Development of a 3D Dose Reconstruction Algorithm for Volumetric Plastic Scintillation Detectors
Abstract
Purpose
To develop a 3D dose reconstruction algorithm capable of generating volumetric dose distributions measured with large plastic scintillation detectors irradiated with photon, electron, and proton beams used in radiation therapy.
Methods
An algorithm was developed to reconstruct 3D dose distributions measured with a volumetric, tissue-equivalent plastic scintillator detector. This algorithm is based on the back-projection of the 2D-dose distributions obtained from the images of the scintillation light captured with cameras that are positioned around the plastic scintillator. The cameras were installed on multiple sides of a large plastic scintillator block (20 × 30 × 30 cm³) and housed in a light-tight chamber to collect simultaneously the scintillation light induced by radiation.
Results
The reconstructed 3D dose distributions demonstrated the feasibility and effectiveness of plastic scintillators as large, water-equivalent volumetric dosimeters.

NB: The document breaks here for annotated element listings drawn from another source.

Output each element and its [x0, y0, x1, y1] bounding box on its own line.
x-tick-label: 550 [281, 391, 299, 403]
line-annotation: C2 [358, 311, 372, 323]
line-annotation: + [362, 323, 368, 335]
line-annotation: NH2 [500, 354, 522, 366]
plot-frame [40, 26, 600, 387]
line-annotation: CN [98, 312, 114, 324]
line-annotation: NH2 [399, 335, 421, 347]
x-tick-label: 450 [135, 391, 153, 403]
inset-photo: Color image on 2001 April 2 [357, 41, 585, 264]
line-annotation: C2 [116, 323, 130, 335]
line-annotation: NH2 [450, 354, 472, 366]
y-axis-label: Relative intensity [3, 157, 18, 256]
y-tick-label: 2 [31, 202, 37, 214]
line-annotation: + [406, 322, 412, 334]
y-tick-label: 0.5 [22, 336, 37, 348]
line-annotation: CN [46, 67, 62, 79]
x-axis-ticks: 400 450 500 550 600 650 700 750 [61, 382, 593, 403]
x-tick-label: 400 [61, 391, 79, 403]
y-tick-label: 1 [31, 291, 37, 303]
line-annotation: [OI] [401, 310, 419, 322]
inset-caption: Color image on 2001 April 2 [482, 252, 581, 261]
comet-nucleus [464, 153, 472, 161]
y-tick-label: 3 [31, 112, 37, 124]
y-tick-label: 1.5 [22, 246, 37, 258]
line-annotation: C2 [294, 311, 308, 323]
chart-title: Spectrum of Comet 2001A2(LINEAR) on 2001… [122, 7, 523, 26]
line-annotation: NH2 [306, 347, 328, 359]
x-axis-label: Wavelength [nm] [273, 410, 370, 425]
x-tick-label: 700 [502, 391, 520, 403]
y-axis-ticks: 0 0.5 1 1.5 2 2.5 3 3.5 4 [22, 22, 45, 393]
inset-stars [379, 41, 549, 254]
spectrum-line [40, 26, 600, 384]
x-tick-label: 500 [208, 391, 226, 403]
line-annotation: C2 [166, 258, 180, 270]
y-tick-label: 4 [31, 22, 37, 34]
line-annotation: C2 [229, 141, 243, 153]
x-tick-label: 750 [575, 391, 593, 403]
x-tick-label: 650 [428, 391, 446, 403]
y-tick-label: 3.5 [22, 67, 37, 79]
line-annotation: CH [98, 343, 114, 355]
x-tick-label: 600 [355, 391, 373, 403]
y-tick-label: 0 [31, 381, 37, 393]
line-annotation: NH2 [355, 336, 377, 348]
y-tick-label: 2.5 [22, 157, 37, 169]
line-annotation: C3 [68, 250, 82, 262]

Dose profiles along the lateral (X and Y) directions and depth-dose curves were simultaneously extracted from a single-shot irradiation using photon, electron or proton beams. For proton beams, beam ranges were accurately determined from the reconstructed volumetric dose distributions for each beam used in the treatment of different sites. Although the plastic scintillators provided a continuous medium with inherently high spatial resolution, the reconstructed dose resolution was limited by the camera digitization resolution (0.25 mm) of the dose projections. Dose linearity was influenced by the camera response and sensitivity to the different levels of the emitted scintillation light. The reconstruction accuracy depended on the optical transmission properties of the scintillator and the number of the dose projections obtained by the cameras surrounding the detector.
Conclusion
Three-dimensional dose reconstruction using plastic scintillation detectors shows strong potential to advance the dosimetry techniques in radiation therapy. These detectors offer tissue-equivalent, large-volume 3D dose measurements with high spatial resolution and enable comprehensive quality assurance for therapeutic photon, electron, and proton beams.